Durante a vida teremos muitas vezes de nos enfrentar, de repensar opiniões, decisões, pontos de vista por que quando menos esperamos chega uma pandemia, uma incapacidade, um problema financeiro. Falar dos outros é muito fácil. Demasiado fácil. Mais fácil quando não fazemos nada, porque quando estamos ocupados a viver e a tentar fazer algo de útil, costumamos ser mais cautelosos e mais ponderados nas opiniões.


Tive um namorado que sei que ficou muito chateado quando veio me visitar num final de semana habitual e eu “fugi” dele. Ficou muito calado, ofendido acho. Não era de muitas palavras e não foi capaz de me perguntar o que se passava e eu não tive coragem de lhe dizer a razão de tudo isso. É fácil dizer que devia ou podia ter feito de outra forma mas fiz desta e, dadas as circunstâncias, foi a melhor decisão. Talvez isso tenha sido o início dele começar a “deixar” a nossa relação, acho eu agora à distância. Não fizemos amor nesse final de semana e eu não consegui ter a coragem de lhe dizer que tinha esquecido de tomar a pílula e a médica achou melhor ficar uns dias “determinados sem arriscar”. Não disse, não quis arriscar, nem quis que a decisão fosse dos dois pela simples razão que se engravidasse o problema passaria a ser meu. E eu nunca quis que uma gravidez fosse um problema. Soube de demasiadas situações desumanas. Outras desconfortáveis. Outras destruidoras. Inacreditáveis.
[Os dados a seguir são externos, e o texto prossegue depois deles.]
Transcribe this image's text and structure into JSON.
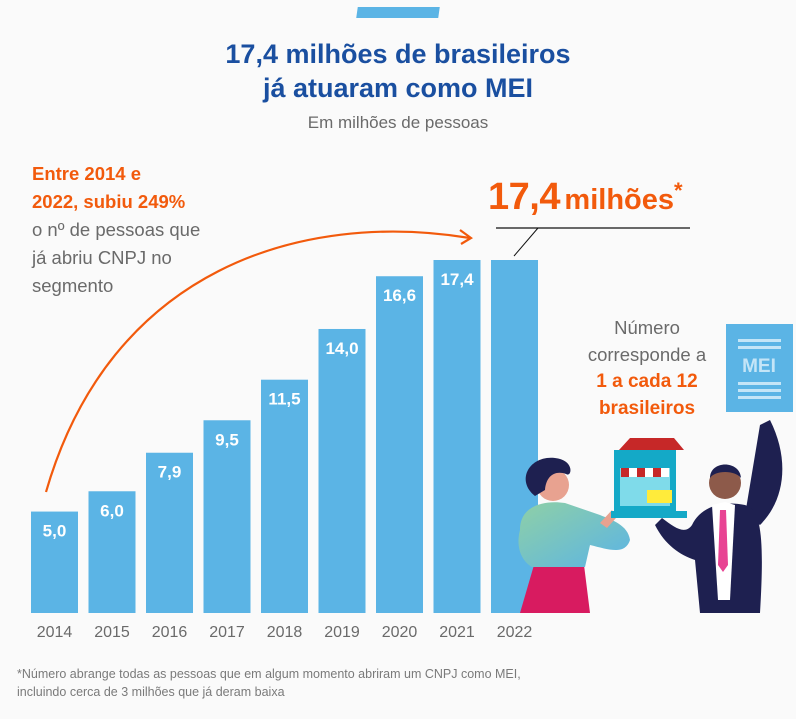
{
  "header": {
    "title_line1": "17,4 milhões de brasileiros",
    "title_line2": "já atuaram como MEI",
    "subtitle": "Em milhões de pessoas"
  },
  "left_note": {
    "highlight_line1": "Entre 2014 e",
    "highlight_line2": "2022, subiu 249%",
    "text": "o nº de pessoas que já abriu CNPJ no segmento"
  },
  "callout": {
    "number": "17,4",
    "unit": "milhões",
    "asterisk": "*"
  },
  "right_note": {
    "line1": "Número",
    "line2": "corresponde a",
    "highlight_line1": "1 a cada 12",
    "highlight_line2": "brasileiros"
  },
  "illustration": {
    "sign_text": "MEI"
  },
  "footnote": {
    "line1": "*Número abrange todas as pessoas que em algum momento abriram um CNPJ como MEI,",
    "line2": "incluindo cerca de 3 milhões que já deram baixa"
  },
  "colors": {
    "bar": "#5bb4e5",
    "title": "#1a4fa0",
    "accent": "#f25a0c",
    "text": "#6a6a6a"
  },
  "chart_data": {
    "type": "bar",
    "title": "17,4 milhões de brasileiros já atuaram como MEI",
    "subtitle": "Em milhões de pessoas",
    "xlabel": "",
    "ylabel": "",
    "categories": [
      "2014",
      "2015",
      "2016",
      "2017",
      "2018",
      "2019",
      "2020",
      "2021",
      "2022"
    ],
    "values": [
      5.0,
      6.0,
      7.9,
      9.5,
      11.5,
      14.0,
      16.6,
      17.4,
      17.4
    ],
    "data_labels": [
      "5,0",
      "6,0",
      "7,9",
      "9,5",
      "11,5",
      "14,0",
      "16,6",
      "17,4",
      ""
    ],
    "ylim": [
      0,
      17.4
    ],
    "grid": false,
    "annotations": [
      "Entre 2014 e 2022, subiu 249%",
      "17,4 milhões*"
    ]
  }
}
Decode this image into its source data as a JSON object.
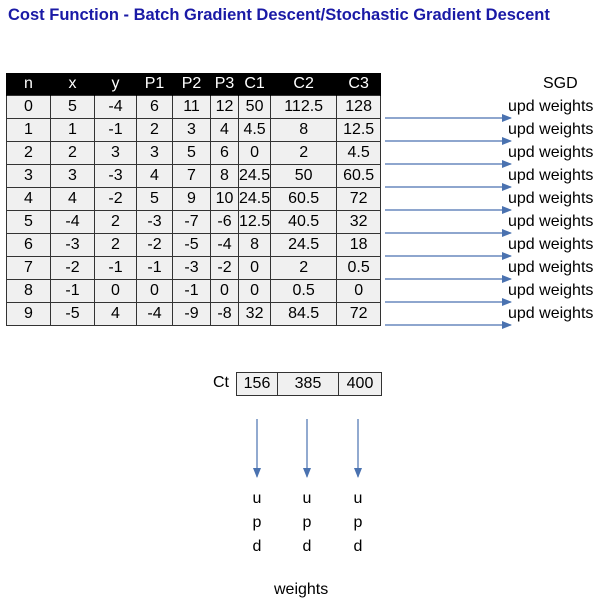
{
  "title": "Cost Function - Batch Gradient Descent/Stochastic Gradient Descent",
  "table": {
    "headers": [
      "n",
      "x",
      "y",
      "P1",
      "P2",
      "P3",
      "C1",
      "C2",
      "C3"
    ],
    "rows": [
      [
        "0",
        "5",
        "-4",
        "6",
        "11",
        "12",
        "50",
        "112.5",
        "128"
      ],
      [
        "1",
        "1",
        "-1",
        "2",
        "3",
        "4",
        "4.5",
        "8",
        "12.5"
      ],
      [
        "2",
        "2",
        "3",
        "3",
        "5",
        "6",
        "0",
        "2",
        "4.5"
      ],
      [
        "3",
        "3",
        "-3",
        "4",
        "7",
        "8",
        "24.5",
        "50",
        "60.5"
      ],
      [
        "4",
        "4",
        "-2",
        "5",
        "9",
        "10",
        "24.5",
        "60.5",
        "72"
      ],
      [
        "5",
        "-4",
        "2",
        "-3",
        "-7",
        "-6",
        "12.5",
        "40.5",
        "32"
      ],
      [
        "6",
        "-3",
        "2",
        "-2",
        "-5",
        "-4",
        "8",
        "24.5",
        "18"
      ],
      [
        "7",
        "-2",
        "-1",
        "-1",
        "-3",
        "-2",
        "0",
        "2",
        "0.5"
      ],
      [
        "8",
        "-1",
        "0",
        "0",
        "-1",
        "0",
        "0",
        "0.5",
        "0"
      ],
      [
        "9",
        "-5",
        "4",
        "-4",
        "-9",
        "-8",
        "32",
        "84.5",
        "72"
      ]
    ]
  },
  "sgd": {
    "header": "SGD",
    "labels": [
      "upd weights",
      "upd weights",
      "upd weights",
      "upd weights",
      "upd weights",
      "upd weights",
      "upd weights",
      "upd weights",
      "upd weights",
      "upd weights"
    ]
  },
  "ct": {
    "label": "Ct",
    "values": [
      "156",
      "385",
      "400"
    ]
  },
  "batch": {
    "upd_letters": [
      "u",
      "p",
      "d"
    ],
    "weights_label": "weights"
  },
  "colors": {
    "title": "#1a1aa6",
    "arrow": "#4a72b0",
    "header_bg": "#000000",
    "cell_bg": "#f0f0f0"
  }
}
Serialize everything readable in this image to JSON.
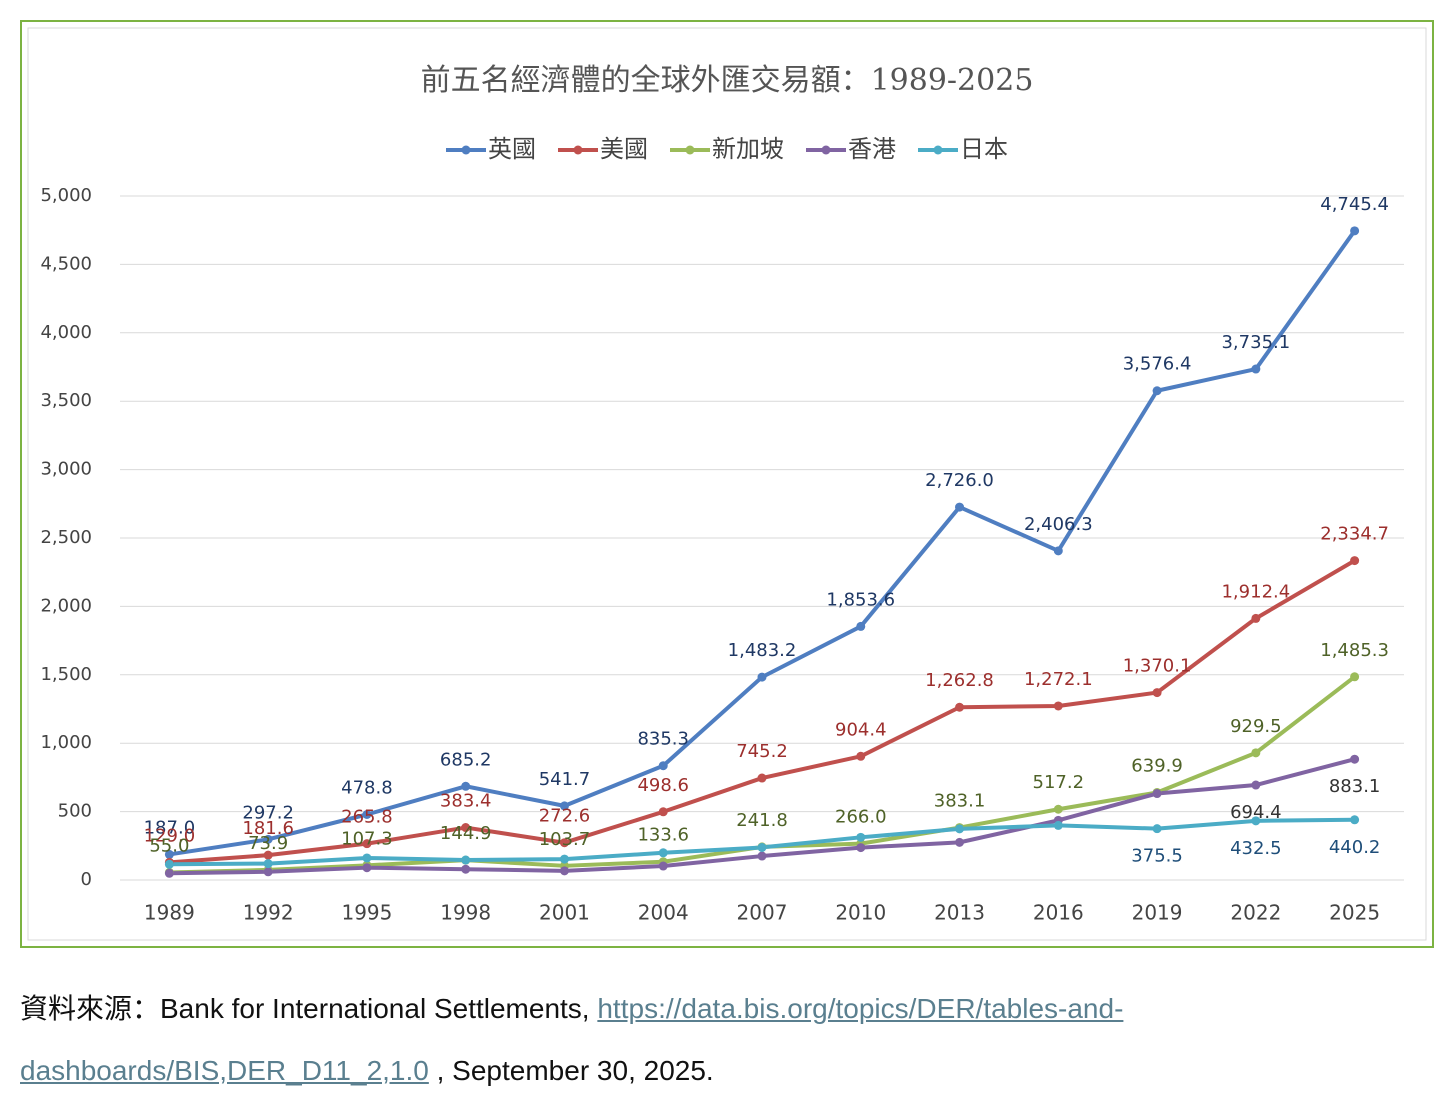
{
  "chart_data": {
    "type": "line",
    "title": "前五名經濟體的全球外匯交易額：1989-2025",
    "categories": [
      "1989",
      "1992",
      "1995",
      "1998",
      "2001",
      "2004",
      "2007",
      "2010",
      "2013",
      "2016",
      "2019",
      "2022",
      "2025"
    ],
    "ylim": [
      0,
      5000
    ],
    "yticks": [
      0,
      500,
      {
        "value": 1000,
        "label": "1,000"
      },
      {
        "value": 1500,
        "label": "1,500"
      },
      {
        "value": 2000,
        "label": "2,000"
      },
      {
        "value": 2500,
        "label": "2,500"
      },
      {
        "value": 3000,
        "label": "3,000"
      },
      {
        "value": 3500,
        "label": "3,500"
      },
      {
        "value": 4000,
        "label": "4,000"
      },
      {
        "value": 4500,
        "label": "4,500"
      },
      {
        "value": 5000,
        "label": "5,000"
      }
    ],
    "grid": true,
    "legend": "top",
    "series": [
      {
        "name": "英國",
        "color": "#4f7ec1",
        "label_color": "#1f3864",
        "values": [
          187.0,
          297.2,
          478.8,
          685.2,
          541.7,
          835.3,
          1483.2,
          1853.6,
          2726.0,
          2406.3,
          3576.4,
          3735.1,
          4745.4
        ],
        "value_labels": [
          "187.0",
          "297.2",
          "478.8",
          "685.2",
          "541.7",
          "835.3",
          "1,483.2",
          "1,853.6",
          "2,726.0",
          "2,406.3",
          "3,576.4",
          "3,735.1",
          "4,745.4"
        ]
      },
      {
        "name": "美國",
        "color": "#c0504d",
        "label_color": "#9c2f2d",
        "values": [
          129.0,
          181.6,
          265.8,
          383.4,
          272.6,
          498.6,
          745.2,
          904.4,
          1262.8,
          1272.1,
          1370.1,
          1912.4,
          2334.7
        ],
        "value_labels": [
          "129.0",
          "181.6",
          "265.8",
          "383.4",
          "272.6",
          "498.6",
          "745.2",
          "904.4",
          "1,262.8",
          "1,272.1",
          "1,370.1",
          "1,912.4",
          "2,334.7"
        ]
      },
      {
        "name": "新加坡",
        "color": "#9bbb59",
        "label_color": "#4f6228",
        "values": [
          55.0,
          73.9,
          107.3,
          144.9,
          103.7,
          133.6,
          241.8,
          266.0,
          383.1,
          517.2,
          639.9,
          929.5,
          1485.3
        ],
        "value_labels": [
          "55.0",
          "73.9",
          "107.3",
          "144.9",
          "103.7",
          "133.6",
          "241.8",
          "266.0",
          "383.1",
          "517.2",
          "639.9",
          "929.5",
          "1,485.3"
        ]
      },
      {
        "name": "香港",
        "color": "#8064a2",
        "label_color": "#333333",
        "values": [
          49,
          60,
          90,
          79,
          67,
          102,
          175,
          237,
          275,
          436,
          632,
          694.4,
          883.1
        ],
        "value_labels": [
          null,
          null,
          null,
          null,
          null,
          null,
          null,
          null,
          null,
          null,
          null,
          "694.4",
          "883.1"
        ]
      },
      {
        "name": "日本",
        "color": "#4bacc6",
        "label_color": "#1f4e79",
        "values": [
          115,
          120,
          161,
          146,
          153,
          199,
          238,
          312,
          374,
          399,
          375.5,
          432.5,
          440.2
        ],
        "value_labels": [
          null,
          null,
          null,
          null,
          null,
          null,
          null,
          null,
          null,
          null,
          "375.5",
          "432.5",
          "440.2"
        ]
      }
    ]
  },
  "source": {
    "prefix": "資料來源：Bank for International Settlements, ",
    "link": "https://data.bis.org/topics/DER/tables-and-dashboards/BIS,DER_D11_2,1.0",
    "suffix": " , September 30, 2025."
  }
}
Crianças, adolescentes e adultos vivos que estão vivos porque as mães os quiseram e lutaram por isso, porque se fosse da vontade dos pais, tinham abortado. Alguns até marcaram e levaram as mulheres aos consultórios, tentando resolver “o problema”. E as mulheres recusaram, sempre, batendo com a porta. E hoje são pais babados quando alguém elogia seus filhos. Outros, enquanto namorados, e de comum acordo com sua mãe (leu bem), exigem o aborto por não ser a melhor altura para a sua carreira, vida, sei lá eu. E, espantem-se, continuam a namorar, casam, têm vários filhos e tudo certo. Parecem filmes de terror né? Mas são a vida, bem do lado. E isto é só uma amostra.


Falar e opinar sobre o aborto, todos somos exemplares. Na hora da verdade é que se vê...ou deixa de se ver porque desaparecemos como fumo...


Existe uma tendência para se imaginar que a mulher que decide fazer um aborto é alguém que não respeita a vida humana, que só se quer divertir, que não é religiosa, nem de boas famílias. Que não presta. Que é egoísta. Etc. Etc. Etc. Ui, ui, ui. Desejemos sempre que as circunstâncias da vida nos permitam nunca ter de avançar para territórios difíceis, duros e aterradores.


Eu sempre aconselho o filme “Vera Drake” ou “O Segredo de Vera Drake” para as pessoas pararem de falar na teoria e se preocuparem com a realidade.


Existem muitos outros pontos de vista mas vou deixar um que é capaz de ser bom que pensemos nele sempre que temos muitas certezas: “No lugar daquela pessoa o que eu faria? Não como conversa teórica, não! Na real! O que eu faria, com o dinheiro que tenho, com os amigos e família que tenho, no lugar onde vivo e a pessoa que eu quero ser?” Não esqueça...é na real, porque no faz de conta tudo termina sempre bem e todos são felizes para sempre.